A quel tempo Cohen era già una delle figure più in vista della City e aveva con la politica una familiarità non comune nel suo settore, era un grande sostenitore del partito laburista e di Gordon Brown. Per Cohen però stava già cambiando tutto e stava cominciando il percorso che lo avrebbe portato a essere uno dei pionieri più riconosciuti della finanza sostenibile.
Nel 2002 aveva fondato Bridges Fund Management per investire in una prospettiva più inclusiva e sostenibile. Nel 2003 nasceva The Portland Trust, per favorire lo sviluppo economico della Palestina.
Nel 2007 avrebbe co-fondato l’organizzazione non-profit Social Finance, cui diversi attribuiscono la creazione del primo Social Bond.
Dopo, nel 2012, sarebbe venuta la Big Society Capital, la prima banca d’investimento sociale.
Nel 2020 il libro “IMPACT: Reshaping capitalism to drive real change” faceva il punto sulla visione degli ultimi 20 anni, quella che unisce all’approccio tradizionale di bilanciamento del rischio e del rendimento il terzo elemento dell’impatto misurabile, in termini sociali e ambientali. Il futuro come lo stesso Ronald Cohen ha detto.
Sono investimenti con cui, insieme al profitto, ci si propone di ottenere un miglioramento concreto e misurabile nella condizione di vita delle persone e nell'ambiente. Mentre la finanza tradizionale nasce con l'idea di massimizzare il rapporto tra rischio e rendimento finanziario, l'impact investment introduce un terzo elemento, l'impatto misurabile.

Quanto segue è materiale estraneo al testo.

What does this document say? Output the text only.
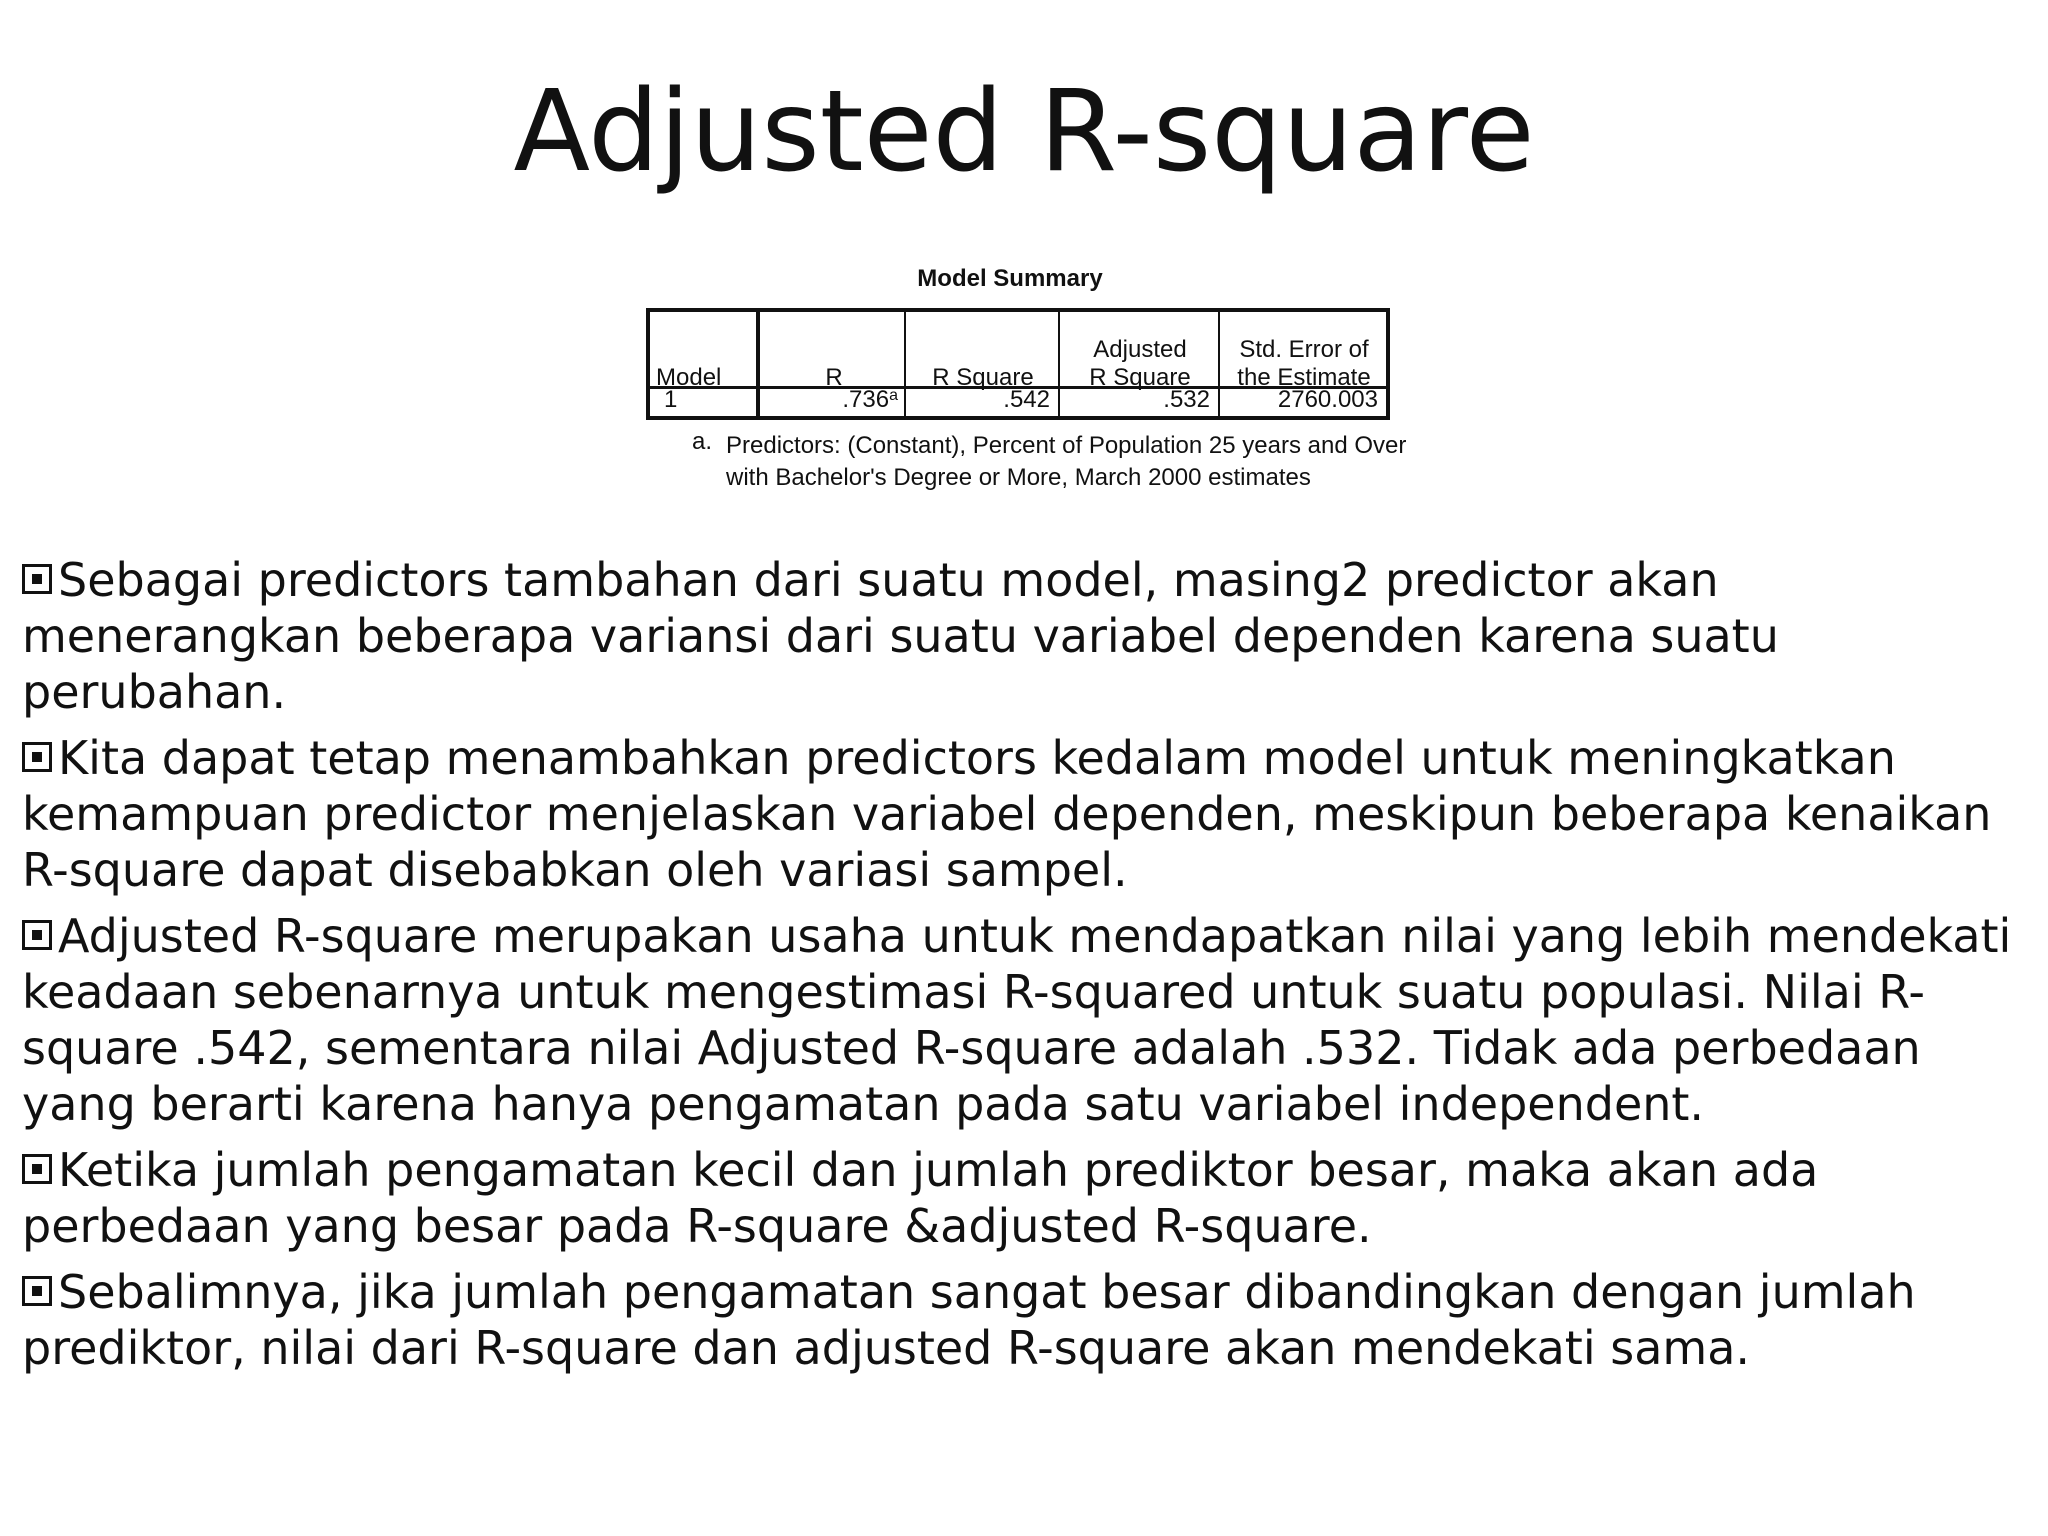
Adjusted R-square
Model Summary
Model
1
R
.736$^a$
R Square
.542
Adjusted
R Square
.532
Std. Error of
the Estimate
2760.003
a. Predictors: (Constant), Percent of Population 25 years and Over with Bachelor's Degree or More, March 2000 estimates
Sebagai predictors tambahan dari suatu model, masing2 predictor akan menerangkan beberapa variansi dari suatu variabel dependen karena suatu perubahan.
Kita dapat tetap menambahkan predictors kedalam model untuk meningkatkan kemampuan predictor menjelaskan variabel dependen, meskipun beberapa kenaikan R-square dapat disebabkan oleh variasi sampel.
Adjusted R-square merupakan usaha untuk mendapatkan nilai yang lebih mendekati keadaan sebenarnya untuk mengestimasi R-squared untuk suatu populasi. Nilai R-square .542, sementara nilai Adjusted R-square adalah .532. Tidak ada perbedaan yang berarti karena hanya pengamatan pada satu variabel independent.
Ketika jumlah pengamatan kecil dan jumlah prediktor besar, maka akan ada perbedaan yang besar pada R-square &adjusted R-square.
Sebalimnya, jika jumlah pengamatan sangat besar dibandingkan dengan jumlah prediktor, nilai dari R-square dan adjusted R-square akan mendekati sama.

È una sintesi prestata recentemente a la Repubblica.
Oggi i numeri di questa storia sono macroscopici. Lo stesso Cohen stima trentamila miliardi di dollari investiti “per ottenere qualcosa di più del solo guadagno finanziario”. Un percorso difficile e incerto, ma ormai sotto gli occhi di tutti, che però più di vent’anni fa era la visione di un finanziere sessantenne.